Management teams at Lovells and Hogan & Hartson have unanimously backed the firms’ proposed merger and will recommend that their respective partnerships back the union.
Following management meetings held yesterday, the firms are now preparing to hold a series of partner meetings in which they will recommend going ahead with a merger of equals.
Documents detailing the terms of the merger will be forwarded to all partners next week, with both partnerships expected to vote on the matter by the middle of December. If the vote is successful, the merger will complete by 1 May next year.
Lovells managing partner David Harris (pictured) said the firm’s management had been supportive of the move given the “strong similarities” in the firms’ values.
He added: “Both of us are seeking to create a truly global law firm capable of delivering a top quality service across the world’s major commercial and legal markets.

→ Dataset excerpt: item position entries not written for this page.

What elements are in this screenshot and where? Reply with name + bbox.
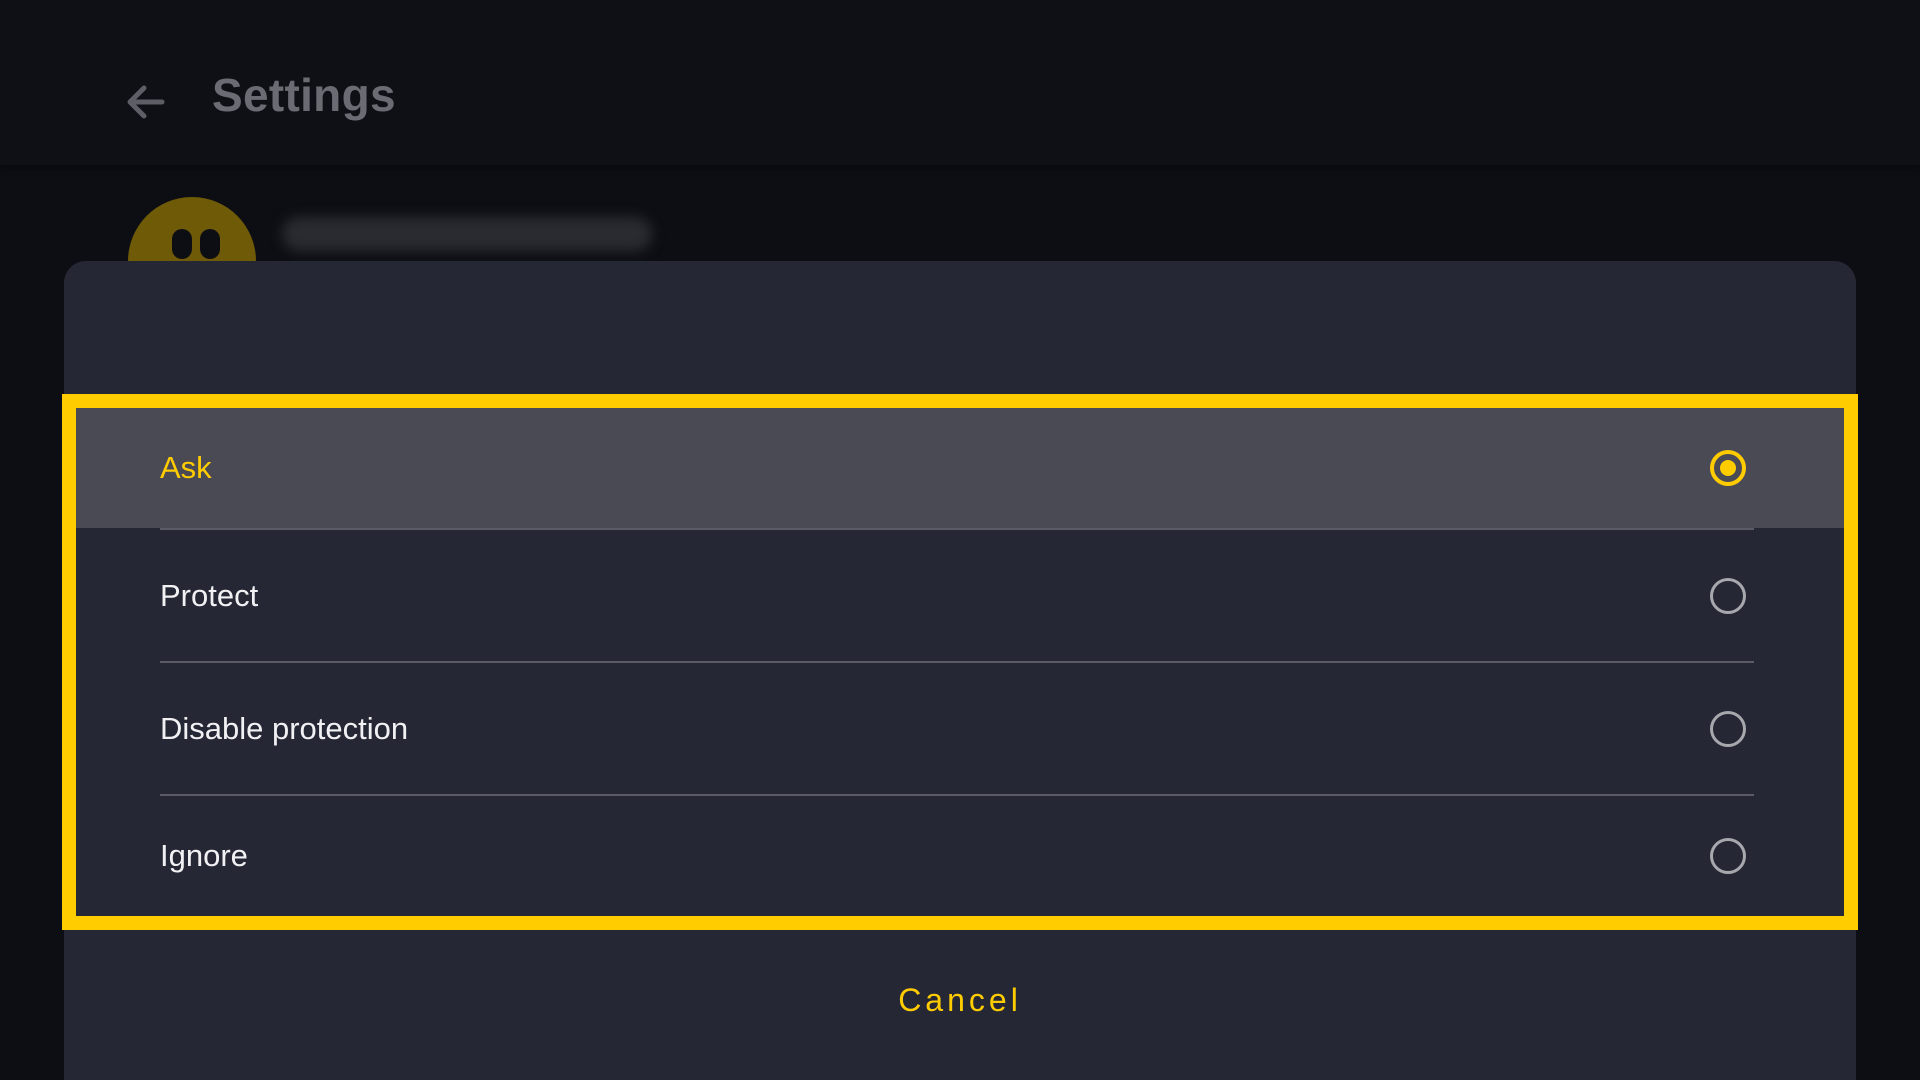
page-title: Settings [212, 69, 396, 121]
radio-unselected-icon[interactable] [1710, 577, 1746, 614]
option-ignore[interactable]: Ignore [76, 796, 1844, 916]
option-label: Disable protection [160, 710, 409, 746]
arrow-left-icon [122, 78, 170, 131]
top-app-bar: Settings [0, 0, 1920, 165]
options-list: Ask Protect Disable protection Ignore [76, 408, 1844, 916]
option-protect[interactable]: Protect [76, 530, 1844, 661]
option-label: Ignore [160, 838, 248, 873]
radio-unselected-icon[interactable] [1710, 710, 1746, 747]
option-disable-protection[interactable]: Disable protection [76, 663, 1844, 794]
cancel-button[interactable]: Cancel [860, 970, 1060, 1030]
option-label: Ask [160, 450, 212, 485]
back-button[interactable] [118, 76, 174, 132]
radio-selected-icon[interactable] [1710, 450, 1746, 486]
option-label: Protect [160, 577, 259, 613]
account-row [0, 165, 1920, 325]
option-ask[interactable]: Ask [76, 408, 1844, 528]
account-name-redacted [282, 217, 652, 251]
radio-unselected-icon[interactable] [1710, 838, 1746, 874]
app-root: Settings Ask Protect Disable protection … [0, 0, 1920, 1080]
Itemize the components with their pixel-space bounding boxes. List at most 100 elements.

“We have very complementary areas of legal strength, such as in corporate, M&A, finance, regulatory law, dispute resolution and intellectual property.”
Hogan chairman Warren Gorrell added: “The Hogan & Hartson/Lovells combination complements each firm’s capabilities from a practice, geographic, and industry perspective, and would preserve the collegial and team-oriented cultures of each firm and our commitments to community service.”

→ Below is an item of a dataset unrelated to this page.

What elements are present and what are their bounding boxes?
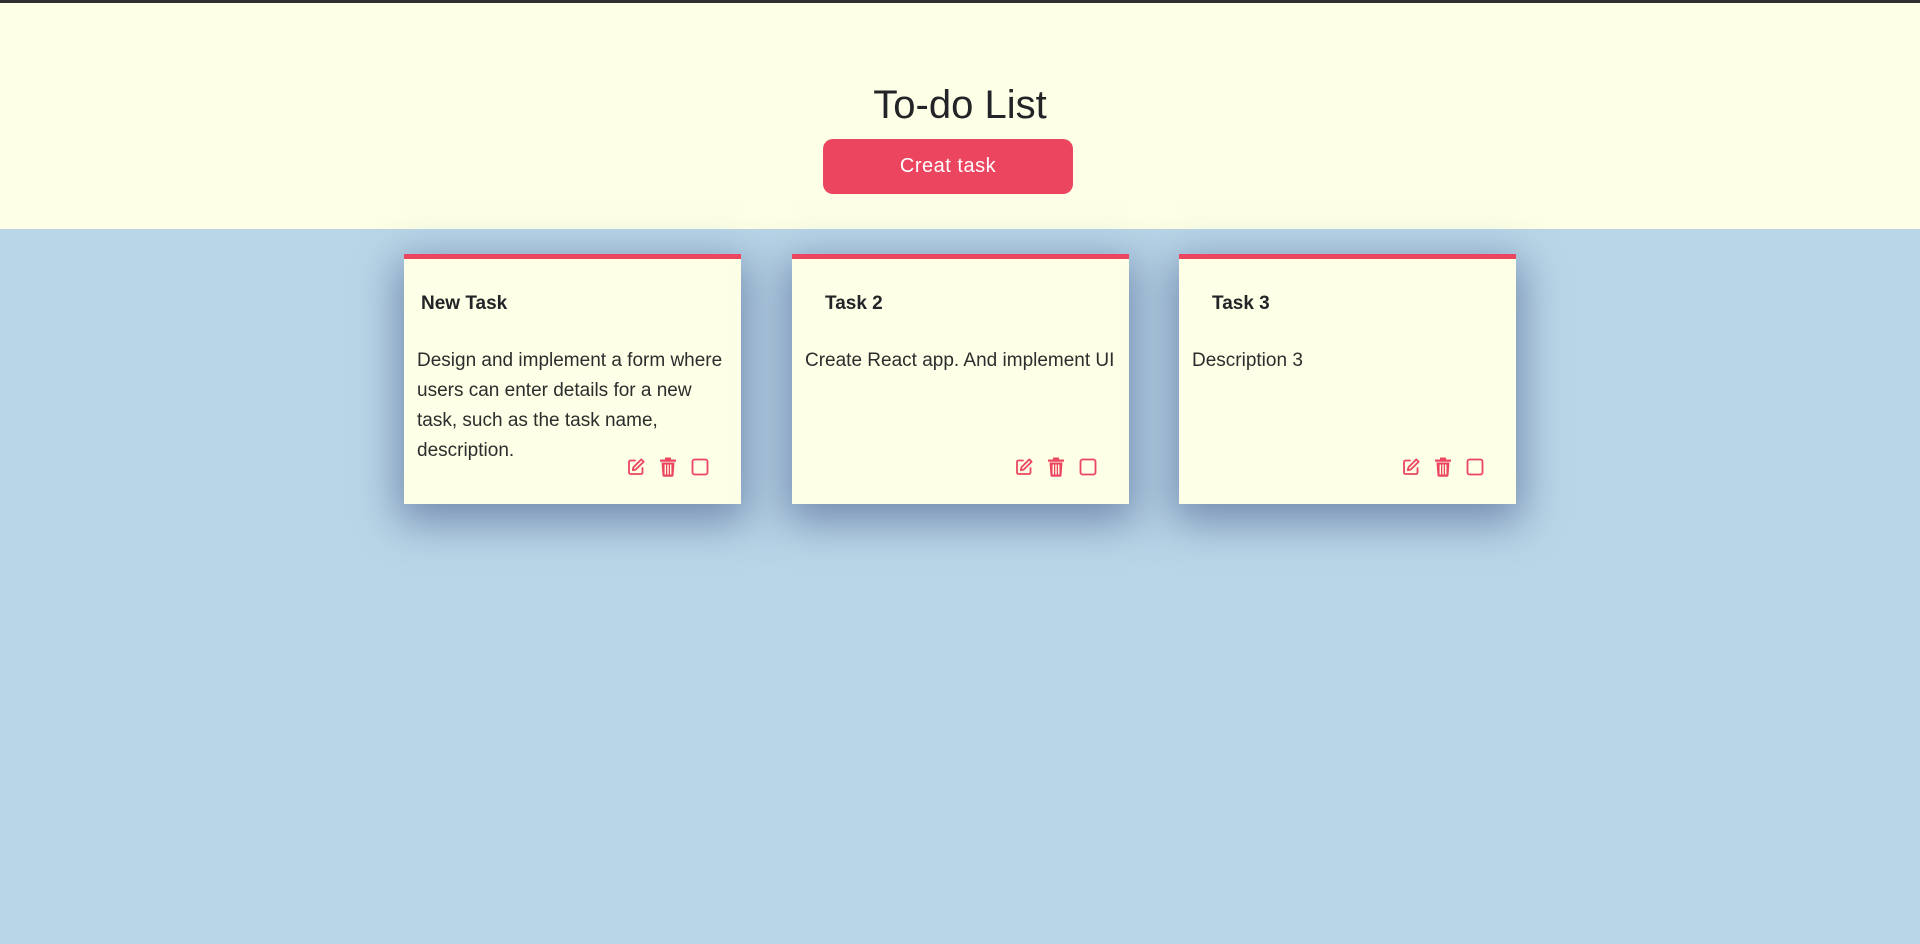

As reported by The Lawyer earlier this month, Lovells is proposing to abandon its lockstep, which has been modified over the last few years, to help push the merger through (12 October 2009).
Lovells management can freeze or reverse the positions of underperforming partners on its current lockstep, although to date no provision has been made to reward exceptional performers.

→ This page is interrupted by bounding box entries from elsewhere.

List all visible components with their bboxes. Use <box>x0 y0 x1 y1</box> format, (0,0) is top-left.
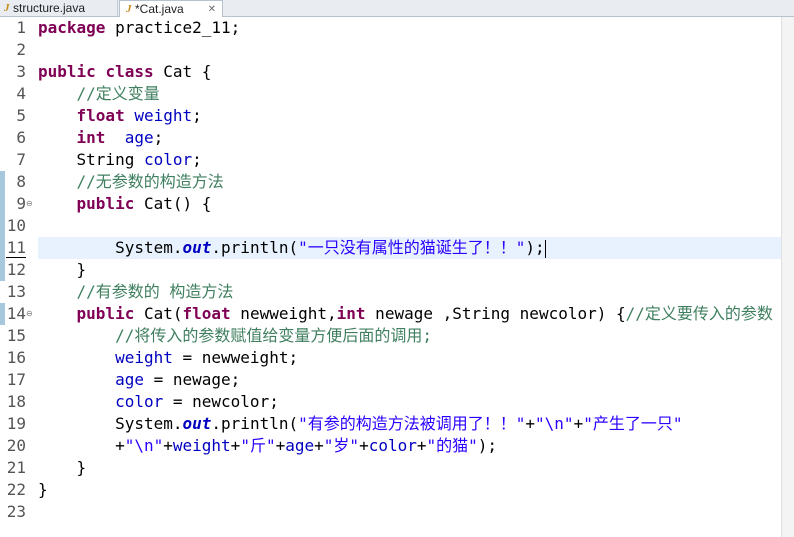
code-text[interactable]: age = newage; <box>38 369 240 391</box>
code-editor[interactable]: 1 package practice2_11; 2 3 public class… <box>0 17 794 537</box>
tab-label: structure.java <box>13 1 86 15</box>
code-line: 4 //定义变量 <box>0 83 794 105</box>
code-text[interactable]: public Cat() { <box>38 193 212 215</box>
code-text[interactable]: weight = newweight; <box>38 347 298 369</box>
code-line: 18 color = newcolor; <box>0 391 794 413</box>
fold-toggle-icon[interactable]: ⊖ <box>26 199 33 208</box>
line-number: 21 <box>6 458 26 477</box>
code-text[interactable]: System.out.println("一只没有属性的猫诞生了！！"); <box>38 237 546 259</box>
text-caret <box>544 239 546 258</box>
code-text[interactable]: //定义变量 <box>38 83 160 105</box>
tab-structure-java[interactable]: J structure.java <box>0 0 118 16</box>
code-line: 16 weight = newweight; <box>0 347 794 369</box>
code-text[interactable]: //将传入的参数赋值给变量方便后面的调用; <box>38 325 432 347</box>
fold-toggle-icon[interactable]: ⊖ <box>26 309 33 318</box>
line-number: 6 <box>16 128 26 147</box>
code-line: 19 System.out.println("有参的构造方法被调用了！！"+"\… <box>0 413 794 435</box>
code-line: 21 } <box>0 457 794 479</box>
close-icon[interactable]: ✕ <box>208 4 216 15</box>
code-lines: 1 package practice2_11; 2 3 public class… <box>0 17 794 523</box>
code-text[interactable]: public class Cat { <box>38 61 211 83</box>
line-number: 13 <box>6 282 26 301</box>
code-text[interactable]: float weight; <box>38 105 202 127</box>
code-line: 20 +"\n"+weight+"斤"+age+"岁"+color+"的猫"); <box>0 435 794 457</box>
code-text[interactable]: System.out.println("有参的构造方法被调用了！！"+"\n"+… <box>38 413 682 435</box>
line-number: 5 <box>16 106 26 125</box>
tab-label: *Cat.java <box>135 2 184 16</box>
line-number: 23 <box>6 502 26 521</box>
tab-cat-java[interactable]: J *Cat.java ✕ <box>119 0 223 17</box>
code-line: 13 //有参数的 构造方法 <box>0 281 794 303</box>
eclipse-editor-window: J structure.java J *Cat.java ✕ 1 package… <box>0 0 794 537</box>
editor-tab-bar: J structure.java J *Cat.java ✕ <box>0 0 794 17</box>
code-line: 3 public class Cat { <box>0 61 794 83</box>
java-file-icon: J <box>126 2 132 15</box>
current-line-marker <box>6 257 26 258</box>
line-number: 22 <box>6 480 26 499</box>
line-number: 7 <box>16 150 26 169</box>
code-line: 10 <box>0 215 794 237</box>
code-line-current: 11 System.out.println("一只没有属性的猫诞生了！！"); <box>0 237 794 259</box>
code-text[interactable]: color = newcolor; <box>38 391 279 413</box>
line-number: 12 <box>6 260 26 279</box>
line-number: 10 <box>6 216 26 235</box>
code-line: 14 ⊖ public Cat(float newweight,int newa… <box>0 303 794 325</box>
line-number: 1 <box>16 18 26 37</box>
line-number: 3 <box>16 62 26 81</box>
code-line: 22 } <box>0 479 794 501</box>
code-line: 9 ⊖ public Cat() { <box>0 193 794 215</box>
code-line: 17 age = newage; <box>0 369 794 391</box>
code-text[interactable]: } <box>38 457 87 479</box>
code-text[interactable]: String color; <box>38 149 202 171</box>
code-line: 6 int age; <box>0 127 794 149</box>
code-line: 12 } <box>0 259 794 281</box>
code-line: 15 //将传入的参数赋值给变量方便后面的调用; <box>0 325 794 347</box>
line-number: 2 <box>16 40 26 59</box>
line-number: 18 <box>6 392 26 411</box>
code-text[interactable]: //无参数的构造方法 <box>38 171 224 193</box>
code-text[interactable]: +"\n"+weight+"斤"+age+"岁"+color+"的猫"); <box>38 435 497 457</box>
line-number: 19 <box>6 414 26 433</box>
code-line: 1 package practice2_11; <box>0 17 794 39</box>
code-text[interactable]: public Cat(float newweight,int newage ,S… <box>38 303 773 325</box>
line-number: 11 <box>6 238 26 257</box>
code-text[interactable]: int age; <box>38 127 164 149</box>
line-number: 14 <box>6 304 26 323</box>
line-number: 15 <box>6 326 26 345</box>
line-number: 17 <box>6 370 26 389</box>
vertical-scrollbar[interactable] <box>781 17 794 537</box>
line-number: 9 <box>16 194 26 213</box>
line-number: 20 <box>6 436 26 455</box>
code-line: 7 String color; <box>0 149 794 171</box>
code-text[interactable]: package practice2_11; <box>38 17 240 39</box>
code-line: 2 <box>0 39 794 61</box>
line-number: 16 <box>6 348 26 367</box>
line-number: 8 <box>16 172 26 191</box>
code-line: 23 <box>0 501 794 523</box>
java-file-icon: J <box>4 1 10 14</box>
code-line: 8 //无参数的构造方法 <box>0 171 794 193</box>
line-number: 4 <box>16 84 26 103</box>
code-text[interactable]: //有参数的 构造方法 <box>38 281 234 303</box>
code-text[interactable]: } <box>38 479 48 501</box>
code-text[interactable]: } <box>38 259 87 281</box>
code-line: 5 float weight; <box>0 105 794 127</box>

The top 10 firm has long lagged behind its City counterparts in profitability, and with an average profit per equity partner (PEP) figure of £586,000 for 2008-09, remuneration of star performers is an issue.
As Hogan operates a purely merit-based system, it is understood that Lovells will promote the potential for adopting that system as a selling point of the merger.
The proposed merger would create a top 10 global law firm with approximately 2,500 lawyers in 40 offices located throughout the US, Europe, Asia, Latin America and the Middle East.